Tandem cell manufacturing starts with the processing of silicon solar cells, and then adds a second active cell layer on top. So naturally, with more manufacturing involved, the impact increases. However, the scientists found that the additional energy required to manufacture a tandem module could be more than offset by the extra energy it will produce over its lifetime.
“We found that the perovskite-on-silicon module has 6% to 18% less environmental impact than a silicon module, when we consider the additional energy generated over the tandem module’s 25-year lifetime,” said Martin Roffeis, co-author from Technische Universität Berlin.

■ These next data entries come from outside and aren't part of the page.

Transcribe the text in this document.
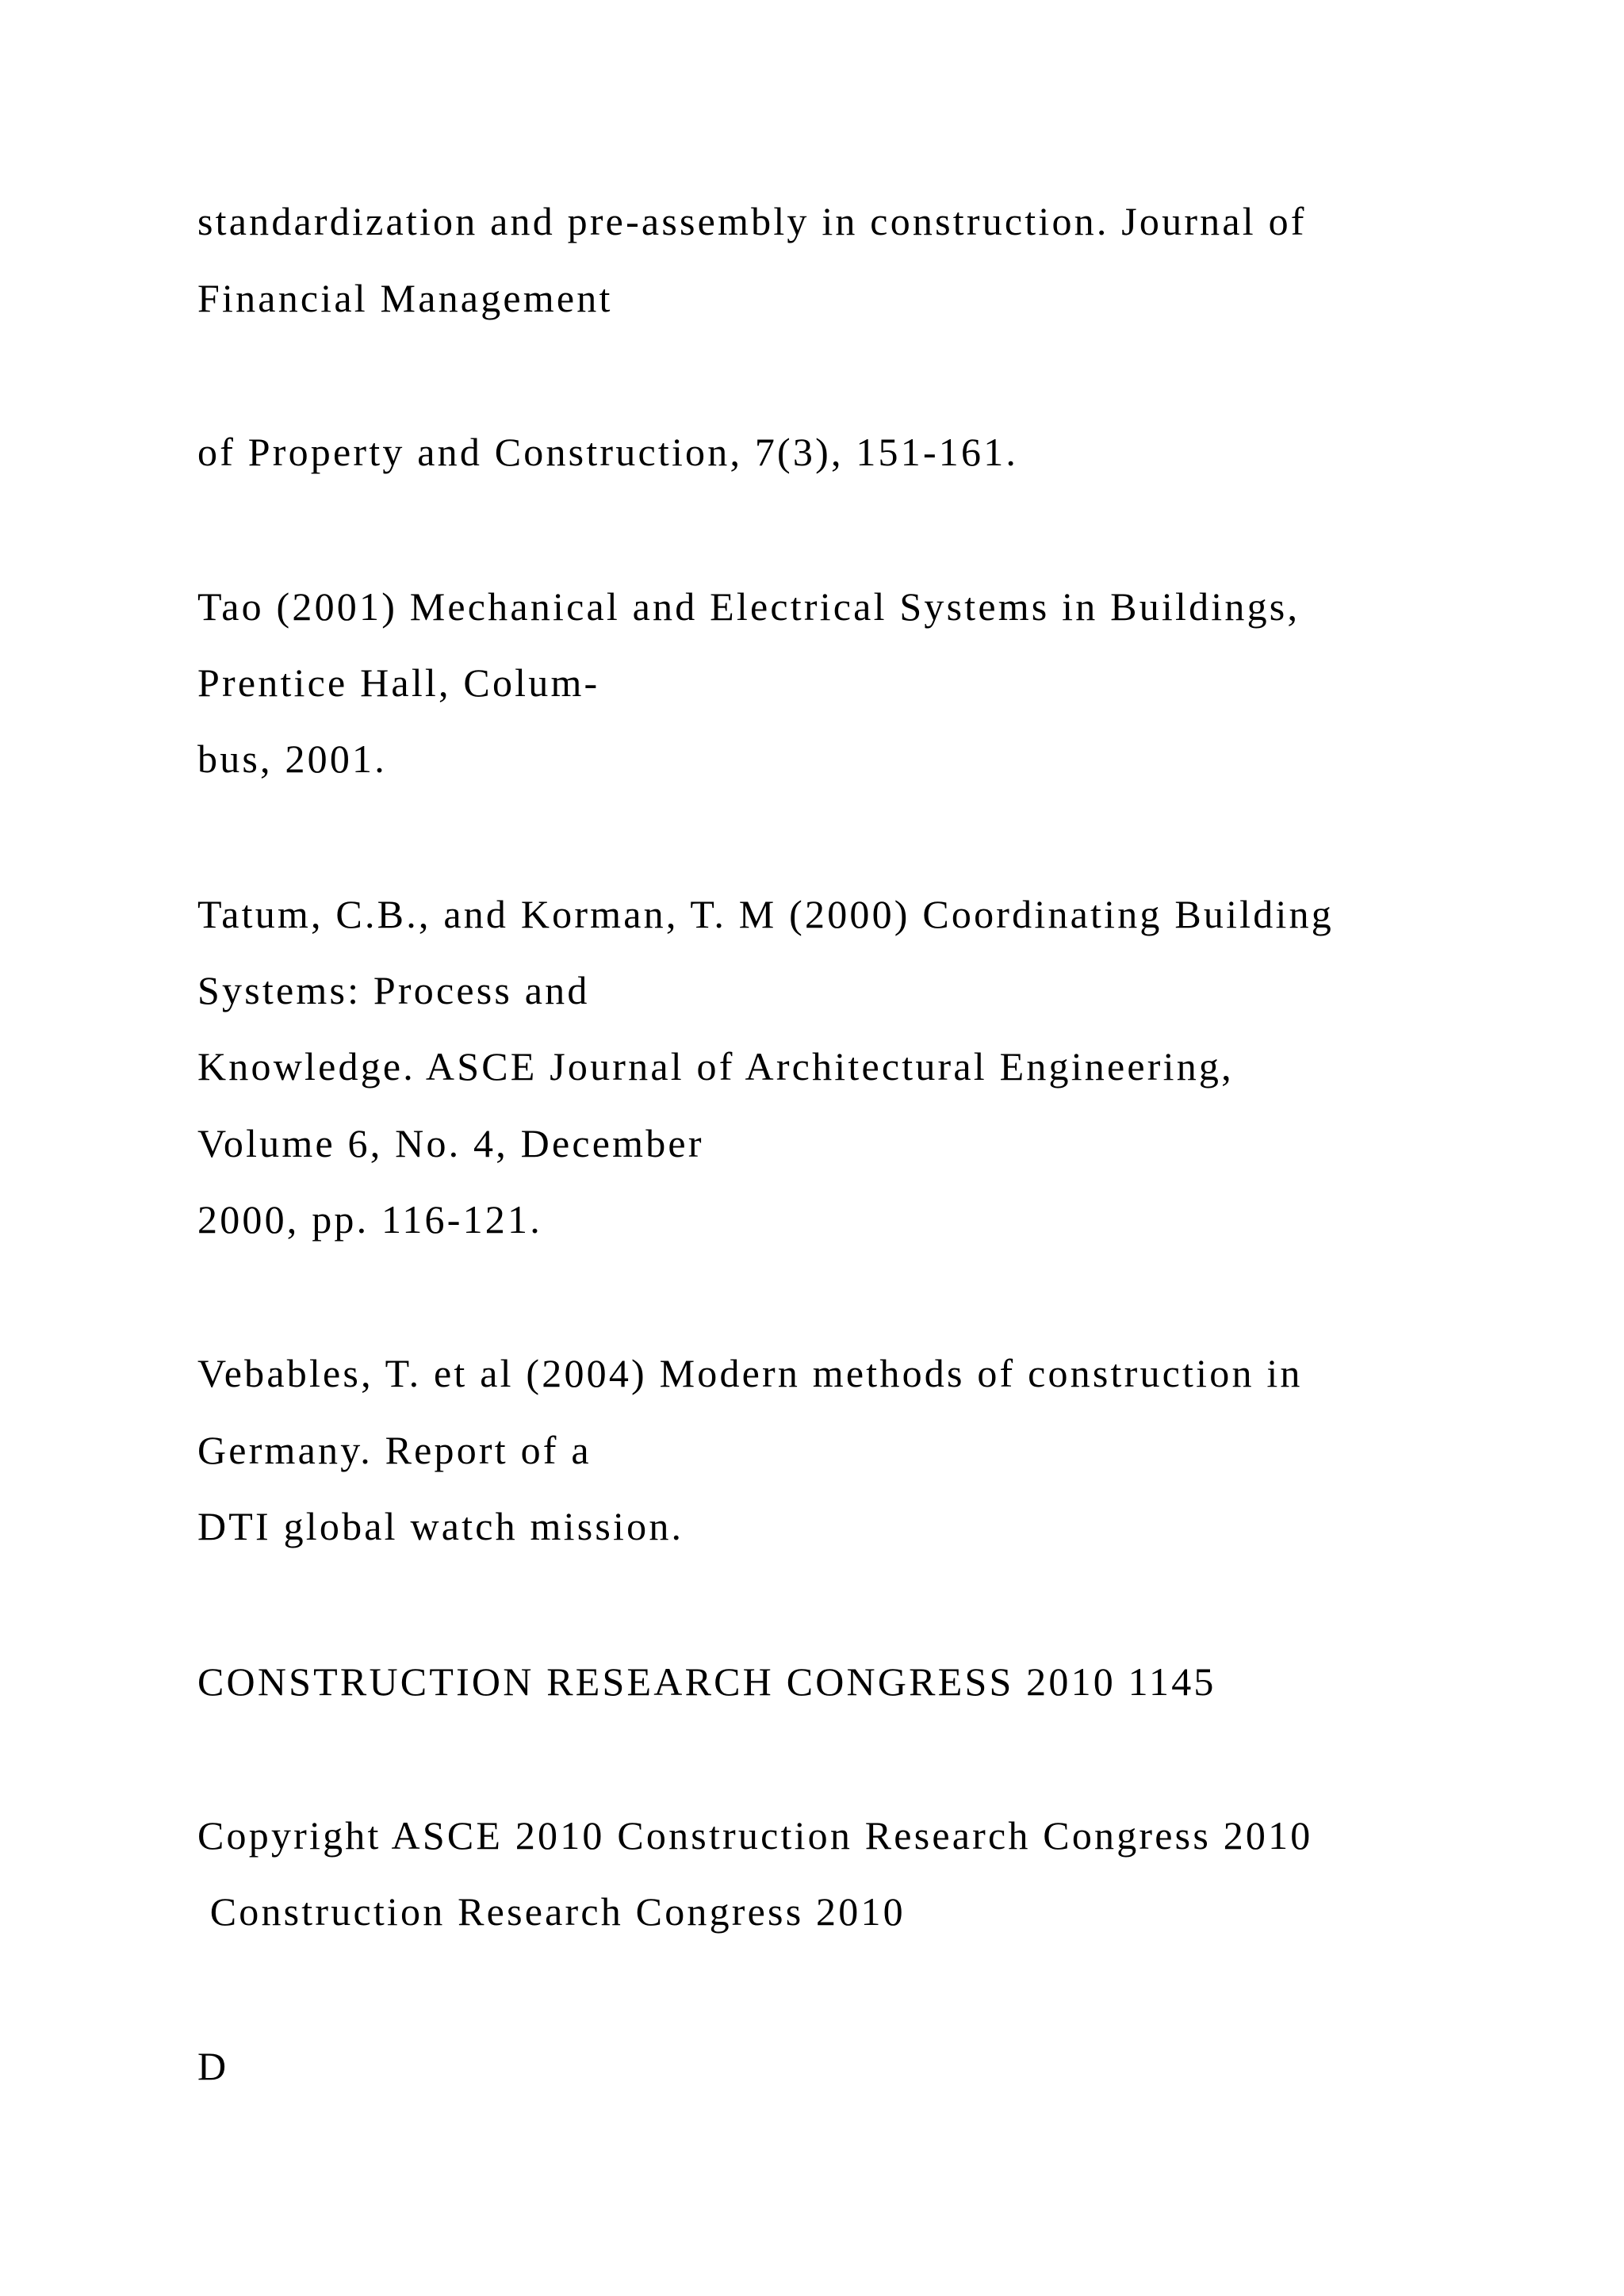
standardization and pre-assembly in construction. Journal of

Financial Management

of Property and Construction, 7(3), 151-161.

Tao (2001) Mechanical and Electrical Systems in Buildings,

Prentice Hall, Colum-

bus, 2001.

Tatum, C.B., and Korman, T. M (2000) Coordinating Building

Systems: Process and

Knowledge. ASCE Journal of Architectural Engineering,

Volume 6, No. 4, December

2000, pp. 116-121.

Vebables, T. et al (2004) Modern methods of construction in

Germany. Report of a

DTI global watch mission.

CONSTRUCTION RESEARCH CONGRESS 2010 1145

Copyright ASCE 2010 Construction Research Congress 2010

Construction Research Congress 2010

D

The gap will presumably get larger as the technology improves, as another group of researchers recently passed the 30% efficiency mark with a tandem cell. The full analysis can be found in “New insights into the environmental performance of perovskite-on-silicon tandem solar cells – a life cycle assessment of industrially manufactured modules,” which was recently published in Sustainable Energy & Fuels.
The group found that the impacts of the tandem modules were up to 7% higher in the categories of global warming potential, terrestrial ecotoxicity, freshwater consumption, fossil fuel depletion, and metal depletion. The tandem module in the study was shown to generate the same amount of electricity in 22 years as reference silicon heterojunction module over 25 years, which was enough to offset these extra impacts. While the addition of perovskite to the module was shown to increase its environmental impacts, the study also showed that the largest part of these impacts came from the manufacture of the silicon wafer – this stage showed the largest impact in global warming potential, freshwater consumption, and fossil fuel depletion.
In the remaining categories of ecotoxicity and metal depletion, the production of copper cabling, aluminum module frames, and float glass were shown to be the largest contributors. The researchers said that the use of lead in the perovskite layer, which is controversial to some due its toxicity, actually had very little impact on the ecotoxicity score.
“The sustainability of solar materials and supply chains is growing in importance as the world deploys solar at the multi-terawatt level,” says Laura Miranda Pérez, head of materials research at Oxford PV.
“We hope our contribution will help industry and the wider scientific community to improve the design, production, and end-of-life management of tandem technologies, supporting their rollout,” she added.